Tragic, beautiful and compelling is exactly how I would describe Home Fire. Isma has spent years raising her twin siblings after her mother’s death and is now finally free to continue her life and study in America. Here she meets Eamonn, the son of a politician back home who causes friction within their Muslim community. When Eamonn returns and meets her younger sister Aneeka who is struggling with her twin Parvaiz’s disappearance the lives of these families becomes deeply and tragically intertwined all in the name of love and how far you would go for it.

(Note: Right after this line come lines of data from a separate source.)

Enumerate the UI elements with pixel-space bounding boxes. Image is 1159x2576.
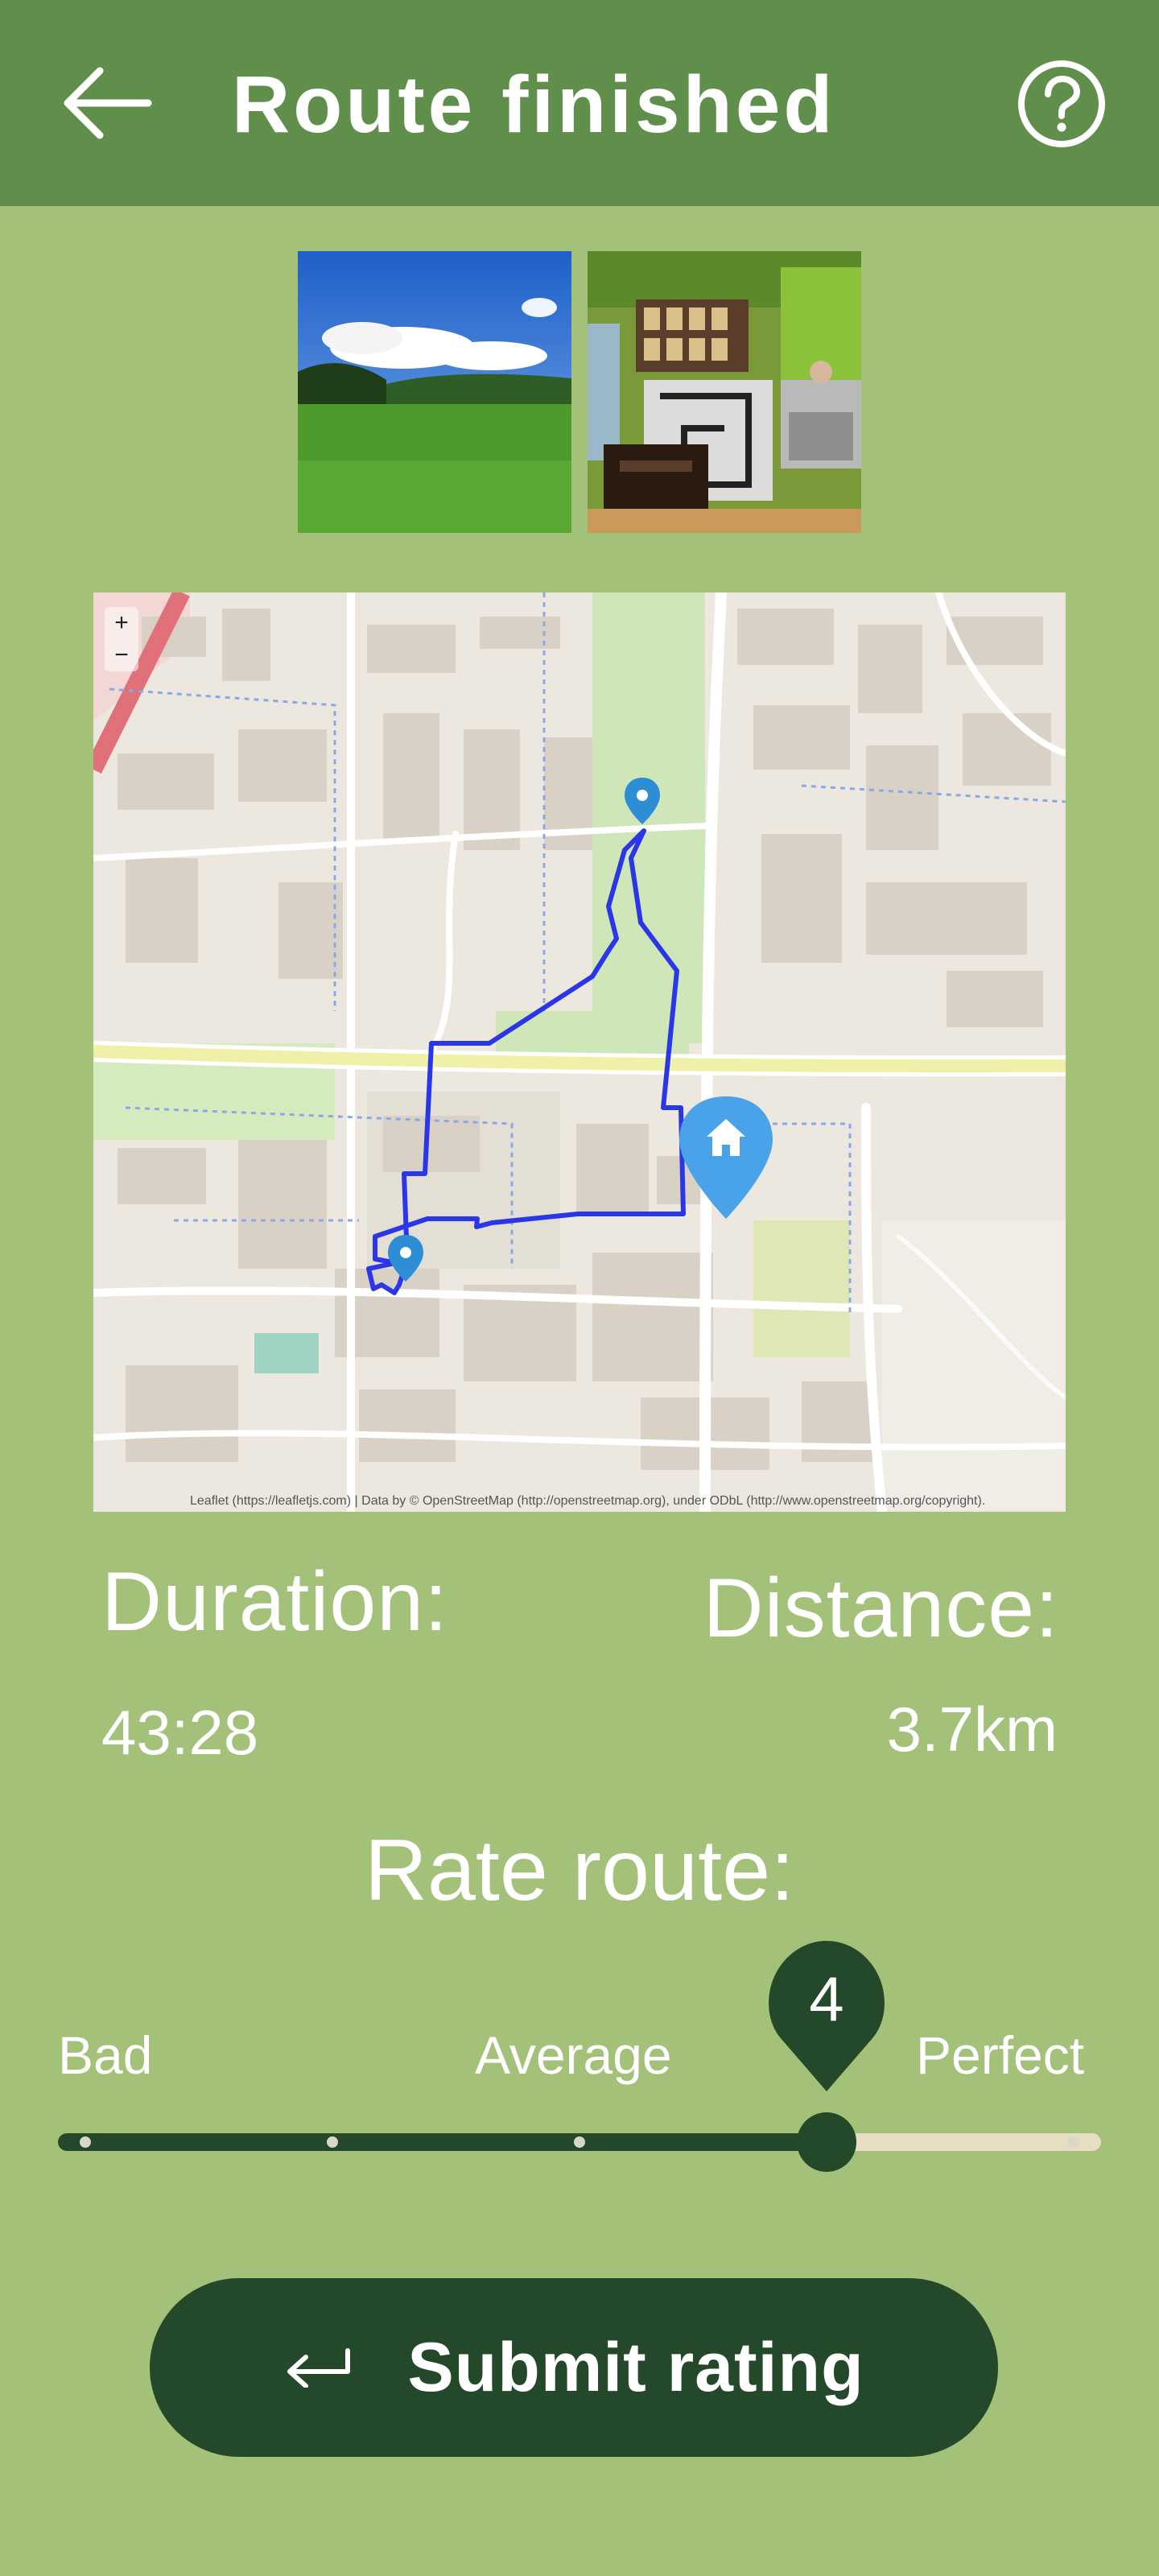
rate-route-title: Rate route: [364, 1821, 795, 1918]
cafe-interior-photo[interactable] [588, 251, 861, 533]
slider-label-perfect: Perfect [916, 2025, 1085, 2085]
submit-rating-label: Submit rating [407, 2328, 864, 2406]
route-map[interactable]: + − Leaflet (https://leafletjs.com) | Da… [93, 592, 1066, 1512]
slider-label-average: Average [475, 2025, 672, 2085]
slider-tick [1068, 2136, 1079, 2148]
back-button[interactable] [58, 53, 158, 153]
page-title: Route finished [232, 60, 836, 150]
slider-tick [327, 2136, 338, 2148]
slider-tick [574, 2136, 585, 2148]
arrow-left-icon [64, 67, 152, 139]
distance-label: Distance: [703, 1562, 1059, 1655]
rating-slider-thumb[interactable] [797, 2112, 856, 2172]
question-circle-icon [1018, 60, 1105, 147]
distance-value: 3.7km [886, 1694, 1058, 1765]
submit-rating-button[interactable]: Submit rating [150, 2278, 998, 2457]
rating-slider-track[interactable] [58, 2133, 1101, 2151]
rating-slider-fill [58, 2133, 827, 2151]
zoom-out-button[interactable]: − [105, 639, 138, 671]
slider-value-text: 4 [809, 1963, 844, 2034]
top-app-bar: Route finished [0, 0, 1159, 206]
slider-label-bad: Bad [58, 2025, 153, 2085]
duration-label: Duration: [101, 1555, 448, 1649]
return-arrow-icon [287, 2348, 351, 2388]
slider-value-indicator: 4 [763, 1934, 890, 2095]
green-meadow-photo[interactable] [298, 251, 571, 533]
map-zoom-control[interactable]: + − [105, 607, 138, 671]
slider-tick [80, 2136, 91, 2148]
help-button[interactable] [1016, 58, 1107, 150]
zoom-in-button[interactable]: + [105, 607, 138, 639]
duration-value: 43:28 [101, 1697, 259, 1768]
map-attribution: Leaflet (https://leafletjs.com) | Data b… [190, 1494, 986, 1508]
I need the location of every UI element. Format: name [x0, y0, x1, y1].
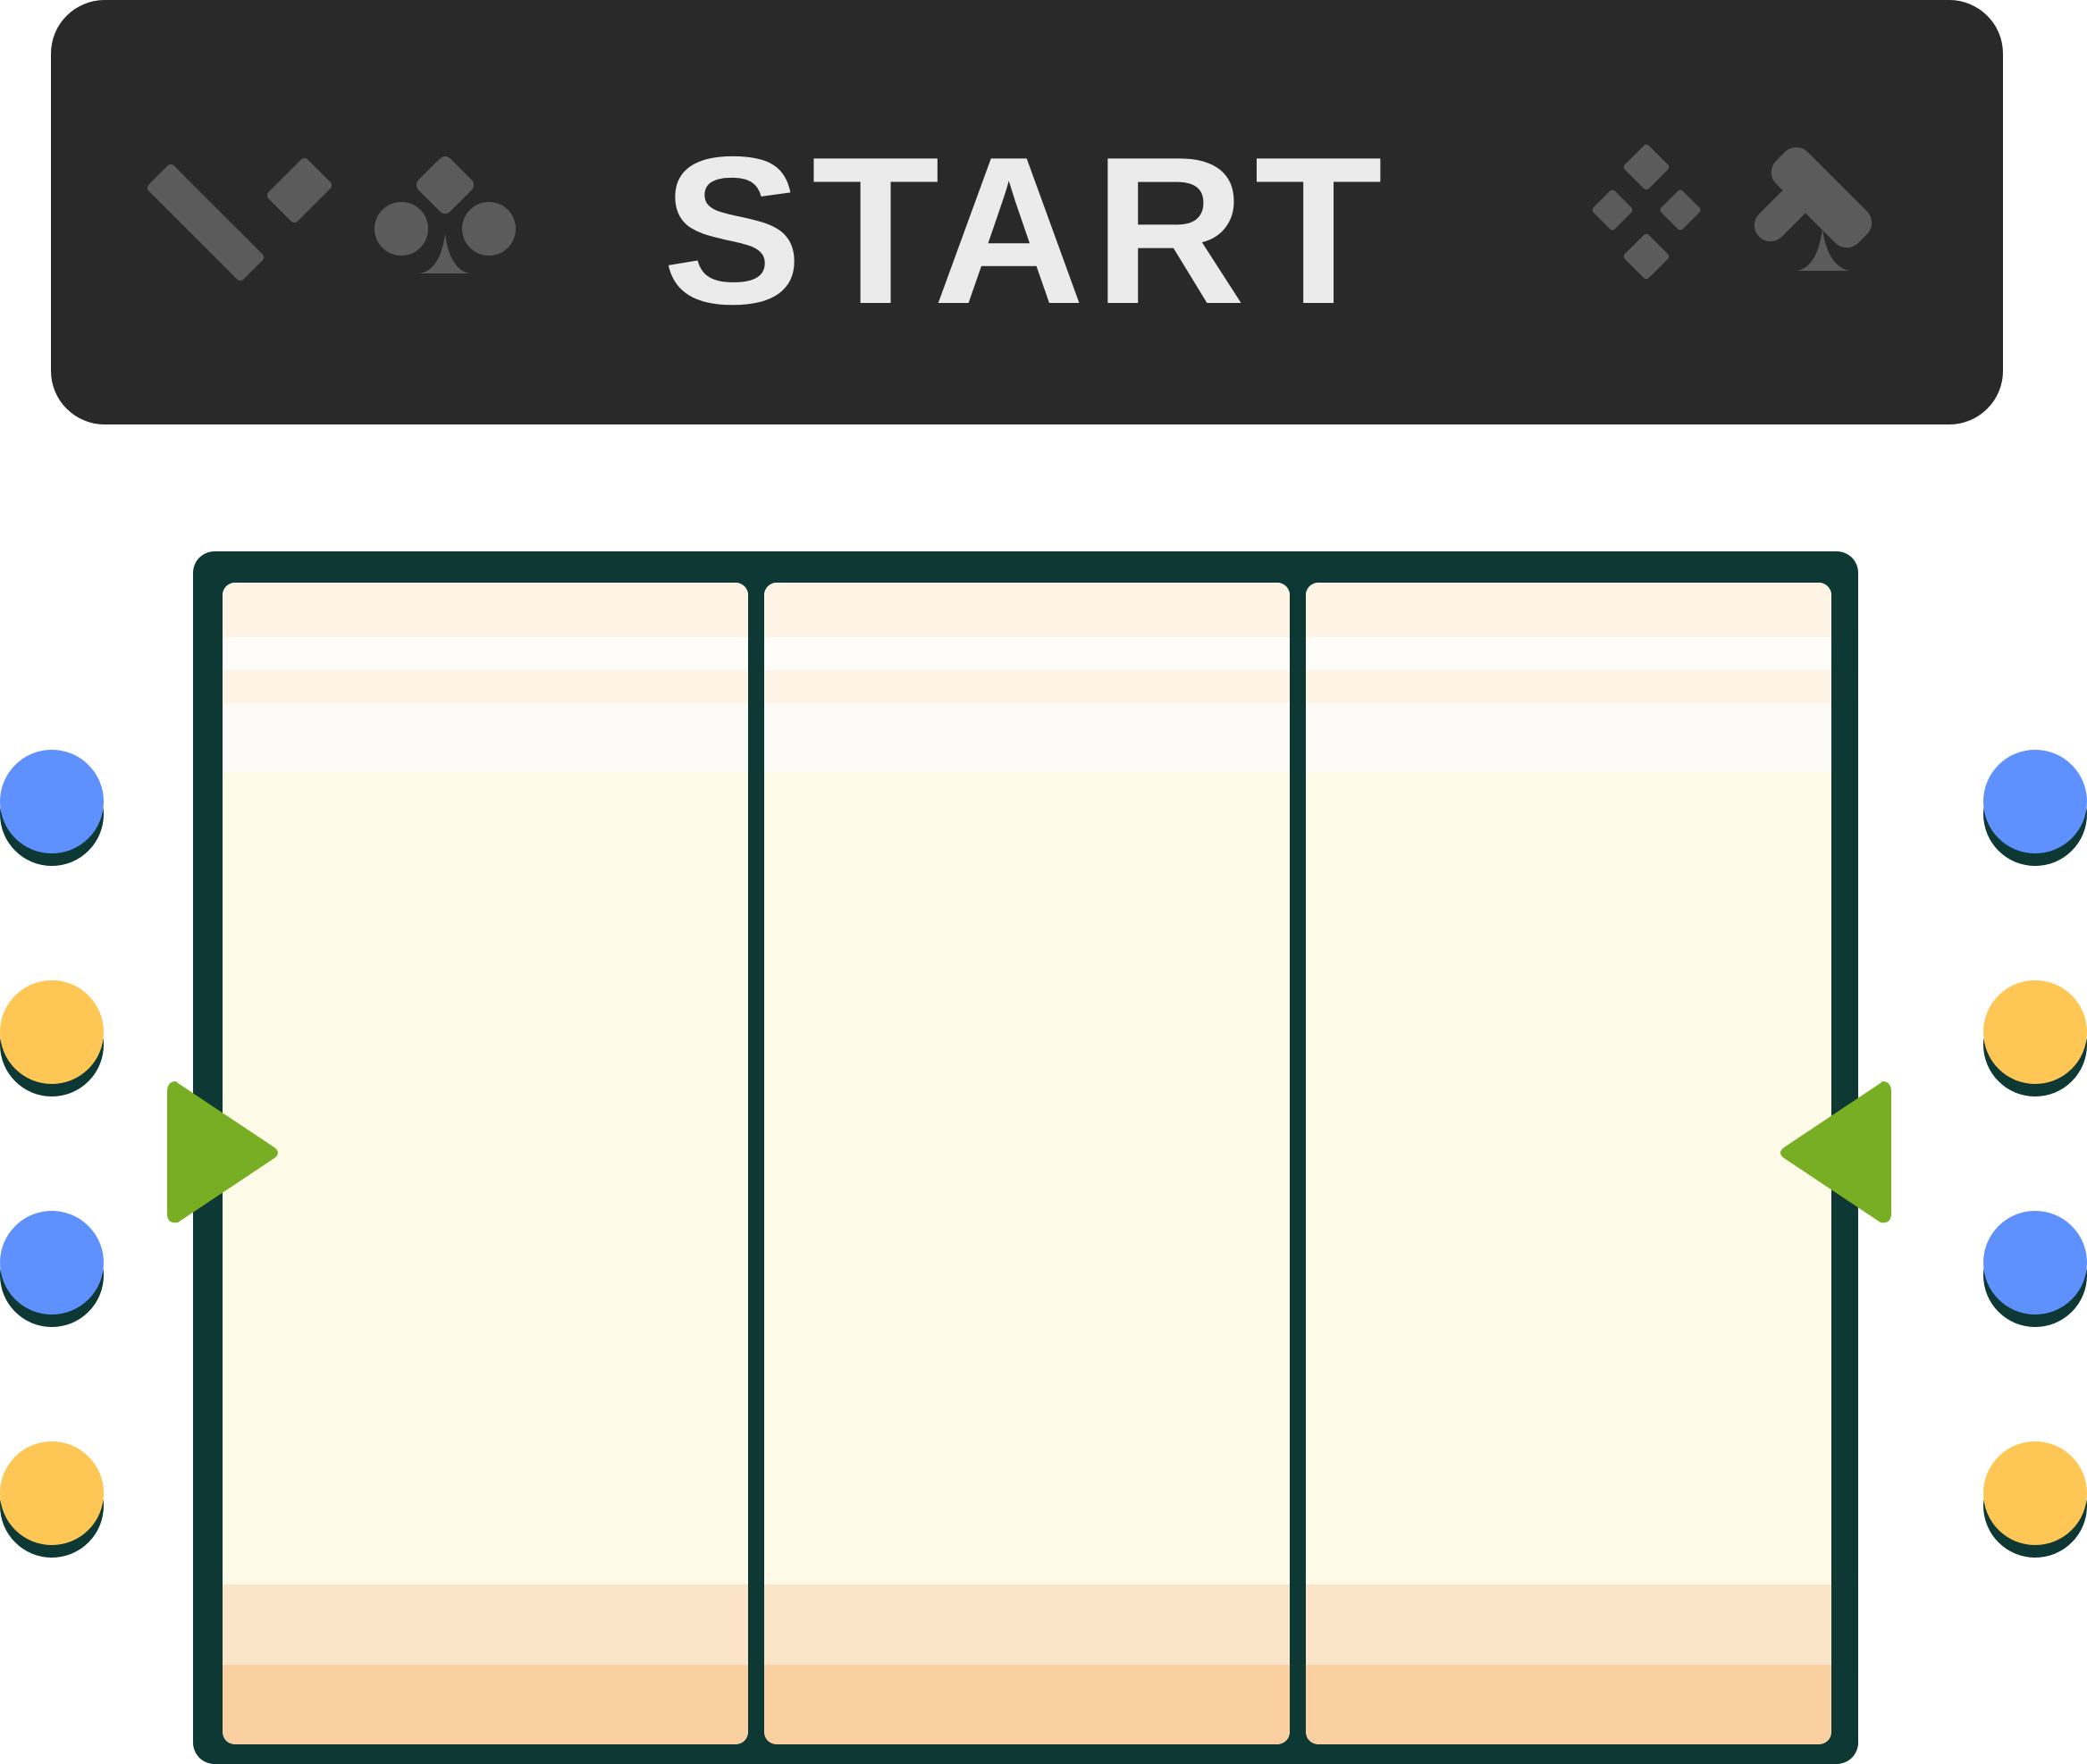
arrow-right-icon[interactable] — [165, 1081, 282, 1224]
lane-2[interactable] — [764, 583, 1290, 1744]
arrow-left-icon[interactable] — [1777, 1081, 1893, 1224]
left-yellow-token-2 — [0, 1441, 104, 1545]
diamond-icon — [1592, 144, 1701, 280]
start-button[interactable]: START — [51, 0, 2003, 424]
left-yellow-token-1 — [0, 980, 104, 1084]
spade-icon — [1754, 147, 1872, 271]
right-blue-token-2 — [1983, 1211, 2087, 1315]
lane-1[interactable] — [223, 583, 748, 1744]
right-suit-icons — [1592, 143, 1914, 286]
game-board — [193, 551, 1858, 1764]
right-yellow-token-2 — [1983, 1441, 2087, 1545]
lane-3[interactable] — [1306, 583, 1831, 1744]
right-blue-token-1 — [1983, 750, 2087, 853]
left-blue-token-1 — [0, 750, 104, 853]
left-blue-token-2 — [0, 1211, 104, 1315]
right-yellow-token-1 — [1983, 980, 2087, 1084]
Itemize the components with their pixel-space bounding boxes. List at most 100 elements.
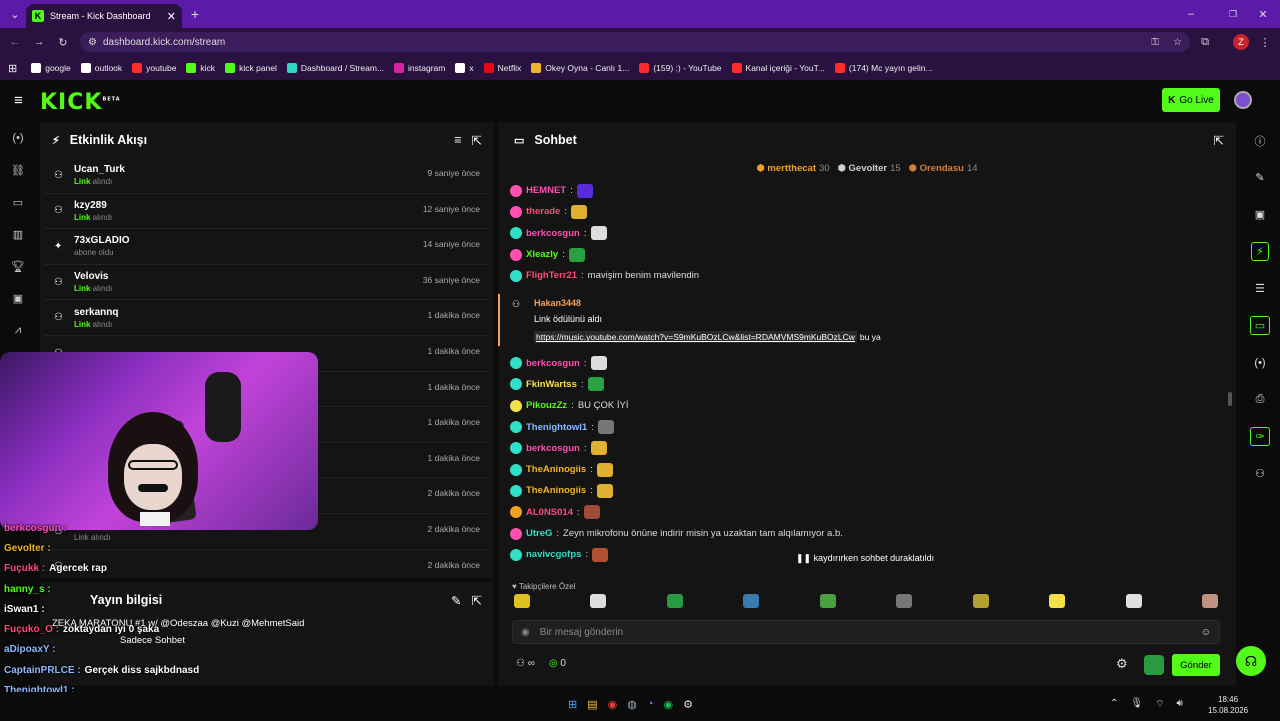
user-avatar[interactable] — [1234, 91, 1252, 109]
popout-icon[interactable]: ⇱ — [1214, 133, 1224, 148]
chat-toggle-icon[interactable]: ▭ — [1240, 307, 1280, 344]
kick-bot-icon[interactable] — [1144, 655, 1164, 675]
chat-message[interactable]: therade: — [498, 201, 1218, 222]
activity-row[interactable]: ✦ 73xGLADIO abone oldu 14 saniye önce — [44, 229, 490, 265]
chat-username[interactable]: navivcgofps — [526, 549, 581, 560]
profile-avatar[interactable]: Z — [1233, 34, 1249, 50]
bookmark-item[interactable]: (159) :) - YouTube — [639, 63, 722, 73]
kick-logo[interactable]: KICKBETA — [40, 90, 121, 115]
volume-icon[interactable]: 🔊︎ — [1177, 698, 1183, 711]
tab-close-icon[interactable]: ✕ — [167, 10, 176, 23]
activity-row[interactable]: ⚇ serkannq Link alındı 1 dakika önce — [44, 300, 490, 336]
chat-message[interactable]: berkcosgun: — [498, 438, 1218, 459]
bookmark-item[interactable]: Okey Oyna - Canlı 1... — [531, 63, 629, 73]
chat-message[interactable]: HEMNET: — [498, 180, 1218, 201]
send-button[interactable]: Gönder — [1172, 654, 1220, 676]
link-icon[interactable]: ⛓ — [0, 154, 36, 186]
chat-message[interactable]: FkinWartss: — [498, 374, 1218, 395]
apps-grid-icon[interactable]: ⊞ — [8, 62, 17, 75]
tray-expand-icon[interactable]: ⌃ — [1110, 698, 1118, 711]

A retelling of Antigone this novel has been on my radar for a while. Once I picked it up it drew me in quickly and I fell in love with the simple language. I enjoyed the way the novel was split and explored difference character’s perspectives as the story progressed. I loved some of the perspectives and was frustrated by others and yet, either way I was unable to put it down. As much as I am unfamiliar with the original play I can see the Greek tragedy influences and am interested to seek out the original story. Shamsie takes the story and makes it perfectly relatable in a modern setting that touches upon current political and social issues. This and the way she presents both sides of this complex issue is fascinating and timely.
I’m not going to lie, the last few pages broke my heart and left me much to sit and ponder afterwards. Home Fire is a strong story that is memorable and very relevant. It is a read I highly recommend picking up and is a most deserving inclusion on the Man Booker longest. Do yourself a favour and pick it up, I doubt you will be disappointed.